The Singapore Health Minisry on May 9 confirmed that a Nigerian who had arrived in the city on April 28 had the rare disease, monkeypox.
What is Monkeypox?
- Monkeypox virus (MPXV) is an orthopoxvirus that causes a viral disease with symptoms in humans similar, but milder, to those seen in smallpox patients.
- Smallpox was declared eradicated in 1980, whereas human monkeypox is endemic in villages of Central and West Africa.
- The occurrence of cases is often found close to tropical rainforests where there is frequent contact with infected animals. There is no evidence to date that person-to-person transmission alone can sustain monkeypox in the human population.
- Monkeypox is a rare viral zoonotic disease that occurs primarily in remote parts of central and west Africa, near tropical rainforests.
- The monkeypox virus is similar to human smallpox, a disease that has been eradicated in 1980. Although monkeypox is much milder than smallpox, it can be fatal.

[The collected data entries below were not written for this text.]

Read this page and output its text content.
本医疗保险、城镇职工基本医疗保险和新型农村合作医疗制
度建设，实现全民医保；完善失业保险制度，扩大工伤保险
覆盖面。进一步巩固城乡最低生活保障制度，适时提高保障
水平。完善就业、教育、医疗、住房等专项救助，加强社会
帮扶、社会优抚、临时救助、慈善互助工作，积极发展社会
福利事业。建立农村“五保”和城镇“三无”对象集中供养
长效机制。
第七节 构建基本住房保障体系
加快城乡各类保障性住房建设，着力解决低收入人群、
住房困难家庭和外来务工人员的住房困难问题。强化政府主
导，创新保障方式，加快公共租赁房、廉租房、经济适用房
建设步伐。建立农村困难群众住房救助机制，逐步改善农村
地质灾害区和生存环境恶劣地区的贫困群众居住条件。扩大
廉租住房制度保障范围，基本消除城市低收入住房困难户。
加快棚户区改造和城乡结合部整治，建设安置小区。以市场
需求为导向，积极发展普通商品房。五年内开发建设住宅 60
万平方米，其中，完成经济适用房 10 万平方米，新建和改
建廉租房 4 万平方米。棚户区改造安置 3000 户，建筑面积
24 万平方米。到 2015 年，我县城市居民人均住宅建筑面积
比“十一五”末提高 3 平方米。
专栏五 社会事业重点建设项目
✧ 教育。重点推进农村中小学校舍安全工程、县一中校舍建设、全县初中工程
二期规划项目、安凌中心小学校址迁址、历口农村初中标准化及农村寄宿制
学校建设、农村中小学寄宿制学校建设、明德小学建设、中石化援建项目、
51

- The monkeypox virus is mostly transmitted to people from various wild animals such as rodents and primates, but has limited secondary spread through human-to-human transmission.
- Typically, case fatality in monkeypox outbreaks has been between 1% and 10%, with most deaths occurring in younger age groups.
- There is no specific treatment or vaccine available although prior smallpox vaccination was highly effective in preventing monkeypox as well.
- Human monkeypox was first identified in humans in 1970 in the Democratic Republic of Congo (then known as Zaire) in a 9 -year -old boy in a region where smallpox had been eliminated in 1968. Since then, the majority of cases have been reported in rural, rainforest regions of the Congo Basin and western Africa, particularly in the Democratic Republic of Congo, where it is considered to be endemic. In 1996–97, a major outbreak occurred in the Democratic Republic of Congo.